Charles W. McKinney Jr., Neville Frierson Bryan Chair of Africana Studies and Associate Professor of History at Rhodes College, writes that Winford’s book is “a much-needed and insightful contribution to the historiography of the black freedom struggle.” The book is now available for preorder and will be officially released December 9th, 2019.

Katie BurnettWhat is the relationship between Dixie and the world? Former UTHC graduate student fellow Katie Burnett has taken this question into a new job and her ongoing research projects.

Dr. Burnett, a UTHC Graduate Fellow in 2012-2013, used her time at the Center to work on her dissertation, “The Dixie Plantation State: Antebellum Fiction and Global Capitalism.” She defended the dissertation in the Department of English and graduated from UT in 2013, and then won a tenure-track job at Fisk University in Nashville, TN, where she is now Assistant Professor in the English Department and Coordinator of the Women and Gender Studies Program.

In joining the faculty at Fisk, Burnett has returned to her hometown, where she attended the nearby Martin Luther King High School. “I remain at Fisk because I love it here,” she said. “My students are hands down the best students and at any point, I can go into my composition classes and my students are always on it.”

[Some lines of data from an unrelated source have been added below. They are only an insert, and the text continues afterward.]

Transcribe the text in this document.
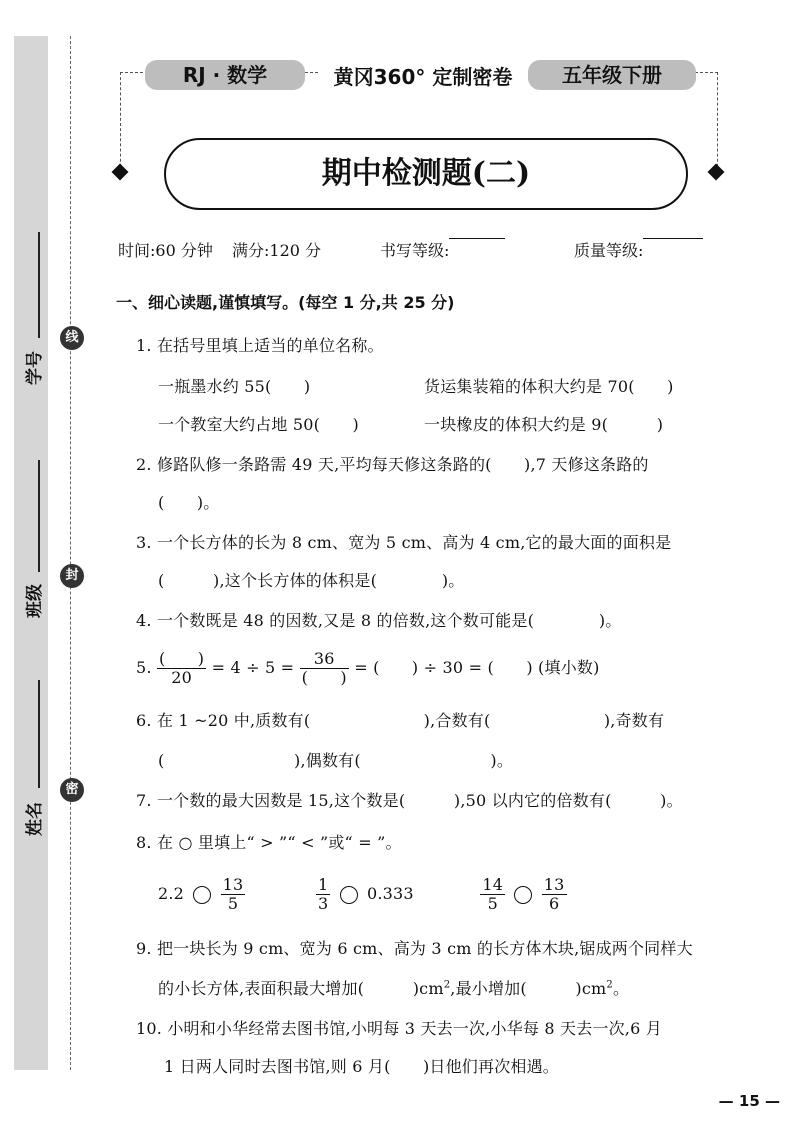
学号
班级
姓名
线
封
密
RJ · 数学	黄冈360° 定制密卷	五年级下册
期中检测题(二)
时间:60 分钟 满分:120 分	书写等级:	质量等级:
一、细心读题,谨慎填写。(每空 1 分,共 25 分)
1. 在括号里填上适当的单位名称。
一瓶墨水约 55(　　)	货运集装箱的体积大约是 70(　　)
一个教室大约占地 50(　　)	一块橡皮的体积大约是 9(　　　)
2. 修路队修一条路需 49 天,平均每天修这条路的(　　),7 天修这条路的
(　　)。
3. 一个长方体的长为 8 cm、宽为 5 cm、高为 4 cm,它的最大面的面积是
(　　　),这个长方体的体积是(　　　　)。
4. 一个数既是 48 的因数,又是 8 的倍数,这个数可能是(　　　　)。
5. $\frac{( )}{20} = 4 \div 5 = \frac{36}{( )}$ = (　　) ÷ 30 = (　　) (填小数)
6. 在 1 ~20 中,质数有(　　　　　　　),合数有(　　　　　　　),奇数有
(　　　　　　　　),偶数有(　　　　　　　　)。
7. 一个数的最大因数是 15,这个数是(　　　),50 以内它的倍数有(　　　)。
8. 在 ○ 里填上“ > ”“ < ”或“ = ”。
$2.2 \frac{13}{5}$
	$\frac{1}{3} 0.333$	$\frac{14}{5}$
$\frac{13}{6}$
9. 把一块长为 9 cm、宽为 6 cm、高为 3 cm 的长方体木块,锯成两个同样大
的小长方体,表面积最大增加(　　　)$cm^2$,最小增加(　　　)$cm^2$。
10. 小明和小华经常去图书馆,小明每 3 天去一次,小华每 8 天去一次,6 月
1 日两人同时去图书馆,则 6 月(　　)日他们再次相遇。
— 15 —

Burnett credits her time at the Humanities Center for allowing her to complete her dissertation project, which she is now revisiting as the basis of a book manuscript on antebellum fiction. The broad and helpful feedback and collaboration with other fellows that she enjoyed while a fellow at the UTHC helped her to see her research in an increasingly interdisciplinary light. “My work often crosses fields (history, literary form, American studies),” she noted. “My interactions with the fellows at the Center revealed that the cross-disciplinary connections in my scholarship could build upon and serve as a foundation for work in other fields, thus making my work that much more valuable in a variety of different contexts.”

This spirit of collaboration characterizes the work at the Humanities Center and has implications for work across the humanities. For Burnett, “drawing connections between fields, nations, geographies and cultures strengthens our work as academics.”